Lecture on fentanyl, meth coming to Carnegie Hotel

 Sam Quinones, bestselling author and winner of the National Book Critics Circle award, will present a lecture titled “America and Hope in the Time of Fentanyl and Meth: One Reporter’s Stories” on Tuesday, Feb. 22, at the Carnegie Hotel.

The event is part of the East Tennessee State University College of Public Health’s Leading Voices in Public Health lecture series.

A book signing will be held from 5:30-6 p.m. in the Roosevelt Library (Carnegie), where his books will be available for purchase. The lecture will begin at 6 p.m. in the Grand Soldiers Ballroom and will be followed by an additional book signing opportunity in the Roosevelt Library. The lecture is free and open to the public; it will not be recorded or livestreamed.

Quinones is a Los Angeles-based freelance journalist, a reporter for 35 years and author of four acclaimed books of narrative nonfiction.

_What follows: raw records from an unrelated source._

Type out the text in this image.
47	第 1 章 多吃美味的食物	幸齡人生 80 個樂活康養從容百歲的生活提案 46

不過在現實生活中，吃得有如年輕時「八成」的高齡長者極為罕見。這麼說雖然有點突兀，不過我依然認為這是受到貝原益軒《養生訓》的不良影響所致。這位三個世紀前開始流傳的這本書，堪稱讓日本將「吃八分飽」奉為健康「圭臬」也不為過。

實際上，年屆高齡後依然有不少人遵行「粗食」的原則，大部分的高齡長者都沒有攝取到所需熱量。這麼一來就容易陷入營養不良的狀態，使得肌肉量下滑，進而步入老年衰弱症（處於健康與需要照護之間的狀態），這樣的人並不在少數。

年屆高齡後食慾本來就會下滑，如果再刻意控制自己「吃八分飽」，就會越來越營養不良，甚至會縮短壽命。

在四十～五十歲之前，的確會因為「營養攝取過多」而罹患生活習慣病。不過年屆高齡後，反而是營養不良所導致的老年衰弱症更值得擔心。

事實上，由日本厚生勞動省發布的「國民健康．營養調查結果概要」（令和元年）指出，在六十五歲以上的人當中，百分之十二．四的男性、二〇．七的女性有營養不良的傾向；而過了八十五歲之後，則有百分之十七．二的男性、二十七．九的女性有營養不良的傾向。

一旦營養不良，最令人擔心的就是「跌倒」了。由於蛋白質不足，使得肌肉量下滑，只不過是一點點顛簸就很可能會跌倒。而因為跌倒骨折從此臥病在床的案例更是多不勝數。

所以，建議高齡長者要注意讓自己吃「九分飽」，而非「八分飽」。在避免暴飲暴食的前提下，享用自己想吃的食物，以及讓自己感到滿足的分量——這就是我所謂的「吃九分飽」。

He is a veteran reporter on immigration, gangs, drug trafficking and the border.

He is formerly a reporter with the L.A. Times, where he worked for 10 years. Before that, he made a living as a freelance writer residing in Mexico for a decade.

His latest book, released in November 2021, is “The Least of Us: True Tales of America and Hope in the Time of Fentanyl and Meth.”

In “The Least of Us,” Quinones chronicles the emergence of a drug-trafficking world producing massive supplies of dope cheaper and deadlier than ever, marketing to the population of addicts created by the nation’s opioid epidemic, as the backdrop to tales of Americans’ quiet attempts to recover community through simple acts of helping the vulnerable.

“The Least of Us” follows his landmark “Dreamland: The True Tale of America’s Opiate Epidemic” (Bloomsbury, 2015), which ignited awareness of the epidemic that has cost the United States hundreds of thousands of lives and become the deadliest drug scourge in the nation’s history.

“Dreamland” won a National Book Critics Circle award for the Best Nonfiction Book of 2015. For “Dreamland,” Quinones has testified before the U.S. Senate’s Health Committee, numerous professional conferences of judges, doctors, librarians and hospital administrators and at more than two dozen town hall meetings in small towns across the country.

“The opioid epidemic is a public health emergency, and Mr. Quinones has spent a significant part of his career on the front lines observing and chronicling this issue,” said Dr. Randy Wykoff, dean of the ETSU College of Public Health. “We are honored to have him join us to share his stories and continue critical conversations about this crisis here in Appalachia and across the country.”

The Leading Voices in Public Health lecture is co-sponsored by the ETSU College of  Public Health, College of Arts and Sciences, College of Nursing, Bill Gatton College of Pharmacy, Quillen College of Medicine, Clemmer College, Department of Counseling and Human Services and Frontier Health Foundation.